Where levels of the corrosion inhibitor packages are very low, this indicates that the coolant is nearing the end of its useful life, and drain and refill is recommended.

Where levels of the corrosion inhibitor packages are very high, this indicates that the coolant has been topped up with concentrate. Diagnostic advice depends on the level of inhibitor and the quantity of topup.

Where new corrosion inhibitors are detected in coolants which should not contain them, this indicates that the coolant has been contaminated with a different type and brand of coolant. The appearance should be checked to ensure that there is no flocculant or sediment (which would indicate that the coolants are not compatible). Diagnostic advice depends on the level and type of contamination observed.

COOLANT CHANGEOVER PRACTICE In normal circumstances, when a coolant is near the end of its life, a simple drain and refill technique is suitable to replace the coolant. Used coolant should always be disposed of appropriately and in consideration of local legislative requirements. Used coolant should never be tipped into untreated waterways.

In some circumstances, where sedimentation, contamination, excessive wear metal buildup, or excessive dirt or dust is present, it may be necessary to add another step in the changeover procedure. In these cases, the fluid should be drained, then the system should be flushed with either demineralized water, or a fresh charge of coolant then that flush should also be drained. This helps to remove all of the unwanted contamination species. Then the system can be refilled with fresh coolant.
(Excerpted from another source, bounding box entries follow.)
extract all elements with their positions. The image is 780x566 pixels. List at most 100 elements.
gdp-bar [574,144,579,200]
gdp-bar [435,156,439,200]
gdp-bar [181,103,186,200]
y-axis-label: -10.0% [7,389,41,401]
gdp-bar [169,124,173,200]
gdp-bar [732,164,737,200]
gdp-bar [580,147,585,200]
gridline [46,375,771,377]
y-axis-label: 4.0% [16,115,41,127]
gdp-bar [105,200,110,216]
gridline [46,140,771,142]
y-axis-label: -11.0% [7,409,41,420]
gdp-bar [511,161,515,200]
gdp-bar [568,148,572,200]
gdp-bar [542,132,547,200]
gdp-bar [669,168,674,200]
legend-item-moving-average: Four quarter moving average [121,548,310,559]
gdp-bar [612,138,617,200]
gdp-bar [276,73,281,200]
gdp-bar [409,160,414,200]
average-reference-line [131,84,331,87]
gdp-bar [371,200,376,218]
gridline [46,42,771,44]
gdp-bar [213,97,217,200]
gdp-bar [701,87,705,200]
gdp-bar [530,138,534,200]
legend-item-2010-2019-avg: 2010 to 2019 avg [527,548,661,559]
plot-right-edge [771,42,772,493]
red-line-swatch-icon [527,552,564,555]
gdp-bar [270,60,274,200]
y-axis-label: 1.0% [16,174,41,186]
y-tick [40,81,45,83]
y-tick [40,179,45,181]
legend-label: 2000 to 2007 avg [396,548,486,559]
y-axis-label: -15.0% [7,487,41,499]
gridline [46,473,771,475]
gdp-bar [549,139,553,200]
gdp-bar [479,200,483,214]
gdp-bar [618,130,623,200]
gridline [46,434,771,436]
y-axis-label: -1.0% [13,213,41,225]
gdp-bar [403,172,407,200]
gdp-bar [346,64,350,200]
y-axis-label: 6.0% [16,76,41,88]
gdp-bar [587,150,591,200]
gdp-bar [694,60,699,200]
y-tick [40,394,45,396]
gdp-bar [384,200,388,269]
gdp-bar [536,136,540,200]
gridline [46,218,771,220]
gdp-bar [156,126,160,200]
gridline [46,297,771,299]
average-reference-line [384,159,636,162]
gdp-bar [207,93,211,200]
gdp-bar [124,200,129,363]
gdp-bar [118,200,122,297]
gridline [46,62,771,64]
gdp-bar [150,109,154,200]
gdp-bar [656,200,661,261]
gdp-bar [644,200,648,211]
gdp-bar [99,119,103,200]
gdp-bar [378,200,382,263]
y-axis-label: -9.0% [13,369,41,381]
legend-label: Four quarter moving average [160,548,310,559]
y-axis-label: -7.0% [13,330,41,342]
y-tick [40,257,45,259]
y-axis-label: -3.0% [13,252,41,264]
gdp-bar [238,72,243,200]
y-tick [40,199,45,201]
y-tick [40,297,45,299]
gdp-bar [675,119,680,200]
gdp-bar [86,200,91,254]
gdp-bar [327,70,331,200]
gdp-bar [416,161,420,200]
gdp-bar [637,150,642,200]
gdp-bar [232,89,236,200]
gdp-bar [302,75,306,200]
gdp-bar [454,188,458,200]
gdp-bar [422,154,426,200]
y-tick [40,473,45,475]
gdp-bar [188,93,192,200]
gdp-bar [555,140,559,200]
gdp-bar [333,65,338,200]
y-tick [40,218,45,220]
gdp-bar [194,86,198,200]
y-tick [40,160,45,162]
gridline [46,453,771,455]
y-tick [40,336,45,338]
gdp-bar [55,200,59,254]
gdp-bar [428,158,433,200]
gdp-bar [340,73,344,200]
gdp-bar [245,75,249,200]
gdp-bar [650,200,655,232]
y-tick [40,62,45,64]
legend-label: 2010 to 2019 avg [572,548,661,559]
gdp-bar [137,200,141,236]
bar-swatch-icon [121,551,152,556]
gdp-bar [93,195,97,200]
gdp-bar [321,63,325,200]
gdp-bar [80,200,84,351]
SUMMARY Using these simple diagnostic tools, a great deal of information can be learned about the performance of the coolant, and the health of the cooling system. Maintaining a good healthy coolant is the first step in ensuring that the cooling system is clean and clear of corrosion.

As soon as indicators of system corrosion is apparent, it is good practice to properly service the cooling system, to replace leaks, service areas where pressure loss is occurring, and replace system parts that are corroded or worn.